Она не отвечала и только вздрагивала в его руках. О чем думала? Вспоминала последнюю ночь и сказанные тогда слова? Любила ли? Казалось, еще немного – и выпорхнет испуганным мотыльком, оставляя на перчатках пыльцу с измятых крыльев. А Генрих думал, что мог бы силой удержать ее. И какой-то частью хотел удержать ее! Ведь кто-нибудь должен остаться с ним, пусть не по собственной воле, пусть не навсегда…
Да только много ли радости от обладания еще одним мертвым мотыльком?
Генрих кусал губы, глотая железистую слюну, и ждал.
И когда прошло, должно быть, не меньше минуты, а, может, двух, или целой вечности, Маргарита вдруг обмякла, будто окончательно на что-то решилась, и тихо вышептала:
– Да, Генрих… я храню…
Он не позволил договорить: поймал ее губы своими. Больно и сладко опалило грудь – огнем? любовью? Руки Маргариты обвили за шею, жадно тянули к себе, и она сама тянулась – отчаянная, пламенная.

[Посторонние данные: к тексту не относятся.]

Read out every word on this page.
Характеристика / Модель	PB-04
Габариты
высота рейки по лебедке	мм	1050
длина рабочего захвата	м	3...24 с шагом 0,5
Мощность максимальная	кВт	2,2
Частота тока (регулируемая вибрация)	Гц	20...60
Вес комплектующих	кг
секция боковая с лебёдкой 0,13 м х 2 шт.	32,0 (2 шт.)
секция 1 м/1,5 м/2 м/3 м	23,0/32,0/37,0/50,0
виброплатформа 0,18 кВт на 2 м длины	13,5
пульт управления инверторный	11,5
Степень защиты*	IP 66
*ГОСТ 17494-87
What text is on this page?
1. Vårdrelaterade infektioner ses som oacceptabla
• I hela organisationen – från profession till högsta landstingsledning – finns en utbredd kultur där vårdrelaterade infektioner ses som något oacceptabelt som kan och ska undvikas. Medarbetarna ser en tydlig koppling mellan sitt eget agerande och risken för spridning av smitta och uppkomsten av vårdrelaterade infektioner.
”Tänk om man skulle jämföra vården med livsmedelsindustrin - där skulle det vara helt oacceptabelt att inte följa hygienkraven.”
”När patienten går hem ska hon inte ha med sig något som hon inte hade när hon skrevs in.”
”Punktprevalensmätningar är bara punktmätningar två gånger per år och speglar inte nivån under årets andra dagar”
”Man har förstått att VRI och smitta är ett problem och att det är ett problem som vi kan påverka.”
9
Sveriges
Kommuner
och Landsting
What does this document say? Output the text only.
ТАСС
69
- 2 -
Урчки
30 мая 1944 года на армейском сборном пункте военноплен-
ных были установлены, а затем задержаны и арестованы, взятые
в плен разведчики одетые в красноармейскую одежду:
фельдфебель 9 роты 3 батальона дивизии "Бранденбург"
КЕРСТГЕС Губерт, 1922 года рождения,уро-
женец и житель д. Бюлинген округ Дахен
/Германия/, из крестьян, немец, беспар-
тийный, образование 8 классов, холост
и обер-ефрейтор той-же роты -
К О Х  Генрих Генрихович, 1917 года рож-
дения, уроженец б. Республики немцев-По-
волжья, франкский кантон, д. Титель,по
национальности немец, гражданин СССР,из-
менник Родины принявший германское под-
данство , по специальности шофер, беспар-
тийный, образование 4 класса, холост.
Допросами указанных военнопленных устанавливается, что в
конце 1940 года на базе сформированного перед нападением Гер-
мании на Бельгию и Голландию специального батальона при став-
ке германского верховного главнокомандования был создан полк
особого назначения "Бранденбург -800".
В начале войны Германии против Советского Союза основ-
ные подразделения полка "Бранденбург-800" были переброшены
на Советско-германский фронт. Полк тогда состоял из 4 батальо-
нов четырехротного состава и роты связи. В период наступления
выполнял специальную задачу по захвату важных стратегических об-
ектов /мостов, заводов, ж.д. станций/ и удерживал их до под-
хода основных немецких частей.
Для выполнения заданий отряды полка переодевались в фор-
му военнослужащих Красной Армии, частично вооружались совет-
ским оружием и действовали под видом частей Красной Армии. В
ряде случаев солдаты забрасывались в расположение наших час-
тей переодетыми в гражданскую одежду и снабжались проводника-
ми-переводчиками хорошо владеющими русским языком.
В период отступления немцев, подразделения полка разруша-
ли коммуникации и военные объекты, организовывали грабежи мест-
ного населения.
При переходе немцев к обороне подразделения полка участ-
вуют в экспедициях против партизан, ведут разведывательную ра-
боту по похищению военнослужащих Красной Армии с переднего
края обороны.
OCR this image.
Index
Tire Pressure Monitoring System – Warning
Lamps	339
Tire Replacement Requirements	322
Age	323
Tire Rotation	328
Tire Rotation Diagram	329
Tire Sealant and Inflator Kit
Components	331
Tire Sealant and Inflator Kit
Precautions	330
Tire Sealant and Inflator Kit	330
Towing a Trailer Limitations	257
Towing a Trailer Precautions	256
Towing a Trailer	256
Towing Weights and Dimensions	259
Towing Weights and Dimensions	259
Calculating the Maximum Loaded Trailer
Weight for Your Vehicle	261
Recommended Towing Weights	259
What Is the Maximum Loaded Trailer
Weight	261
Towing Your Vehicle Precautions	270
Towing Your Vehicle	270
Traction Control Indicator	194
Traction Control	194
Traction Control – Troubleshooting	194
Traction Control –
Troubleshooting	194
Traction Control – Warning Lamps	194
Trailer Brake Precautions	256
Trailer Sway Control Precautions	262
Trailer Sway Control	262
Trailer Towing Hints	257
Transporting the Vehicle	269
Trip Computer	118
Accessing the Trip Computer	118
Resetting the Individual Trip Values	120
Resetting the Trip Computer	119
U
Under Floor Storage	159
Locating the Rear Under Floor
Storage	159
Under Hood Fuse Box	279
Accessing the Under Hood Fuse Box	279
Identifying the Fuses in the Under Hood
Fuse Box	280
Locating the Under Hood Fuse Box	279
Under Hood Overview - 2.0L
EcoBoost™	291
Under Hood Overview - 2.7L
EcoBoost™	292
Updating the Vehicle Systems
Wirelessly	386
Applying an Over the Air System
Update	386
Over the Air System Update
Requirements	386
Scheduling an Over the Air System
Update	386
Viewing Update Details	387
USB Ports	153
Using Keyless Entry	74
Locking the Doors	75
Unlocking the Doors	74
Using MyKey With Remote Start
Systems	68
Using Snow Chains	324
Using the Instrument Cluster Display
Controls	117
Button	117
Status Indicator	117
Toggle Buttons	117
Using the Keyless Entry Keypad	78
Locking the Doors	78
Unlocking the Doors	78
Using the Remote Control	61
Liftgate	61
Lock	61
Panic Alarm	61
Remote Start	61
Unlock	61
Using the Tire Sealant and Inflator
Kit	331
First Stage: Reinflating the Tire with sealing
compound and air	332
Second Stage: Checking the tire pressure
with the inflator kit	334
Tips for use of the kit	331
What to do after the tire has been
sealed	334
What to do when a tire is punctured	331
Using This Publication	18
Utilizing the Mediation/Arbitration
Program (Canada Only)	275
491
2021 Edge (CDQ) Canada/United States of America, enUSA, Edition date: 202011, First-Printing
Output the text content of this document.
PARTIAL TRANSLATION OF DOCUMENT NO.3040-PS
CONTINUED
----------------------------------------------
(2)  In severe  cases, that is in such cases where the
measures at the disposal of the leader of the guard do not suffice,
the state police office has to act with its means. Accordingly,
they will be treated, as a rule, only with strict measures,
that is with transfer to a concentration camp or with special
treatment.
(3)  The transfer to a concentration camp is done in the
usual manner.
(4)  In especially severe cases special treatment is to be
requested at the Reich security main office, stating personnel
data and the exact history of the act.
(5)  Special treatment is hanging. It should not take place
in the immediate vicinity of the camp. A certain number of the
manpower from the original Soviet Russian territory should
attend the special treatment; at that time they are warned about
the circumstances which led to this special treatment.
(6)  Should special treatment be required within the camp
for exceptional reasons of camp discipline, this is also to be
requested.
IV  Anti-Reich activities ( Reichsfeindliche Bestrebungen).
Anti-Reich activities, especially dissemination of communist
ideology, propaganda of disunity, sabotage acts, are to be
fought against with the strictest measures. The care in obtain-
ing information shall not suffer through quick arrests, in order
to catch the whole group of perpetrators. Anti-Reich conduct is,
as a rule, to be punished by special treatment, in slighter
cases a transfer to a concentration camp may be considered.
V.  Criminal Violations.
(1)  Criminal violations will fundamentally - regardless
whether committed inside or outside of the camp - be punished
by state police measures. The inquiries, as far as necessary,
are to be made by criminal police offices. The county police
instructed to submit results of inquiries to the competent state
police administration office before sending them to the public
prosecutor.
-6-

В ней тоже гулял огонь, выедая изнутри, перекидываясь на самого Генриха, и это было необычно и странно – быть опаленным кем-то другим.
Странно и хорошо.
Она не противилась, когда Генрих, вжимая в чужие манто, как в перину, поспешно оголял ее бедра. И сам помогал Маргарите расстегивать мундир, пьянея от близости и наготы. Огонь – один на двоих – плескался, перетекая из тела в тело, из сосуда в сосуд, доводя до пика наслаждения. И когда, опустошенный, Генрих упал взмокшим лбом на плечо Маргариты, вдруг осознал, что она тихонько плачет.
– Я ранил тебя? – с испугом осведомился он, осматривая ее белую кожу, скулу и груди.
– Нет, нет, – ответила Маргарита. – А даже если бы ранил – что с того? Муж делал со мной куда более страшные вещи. А с тобой мне хорошо… – она слабо улыбнулась сквозь слезы. – Если б ты знал, какое облегчение я испытываю сейчас! Я должна была сделать что-то дурное… за что никогда бы себя не простила… Но Господь указал мне правильный путь, и вот я с тобой, здесь… Такое счастье!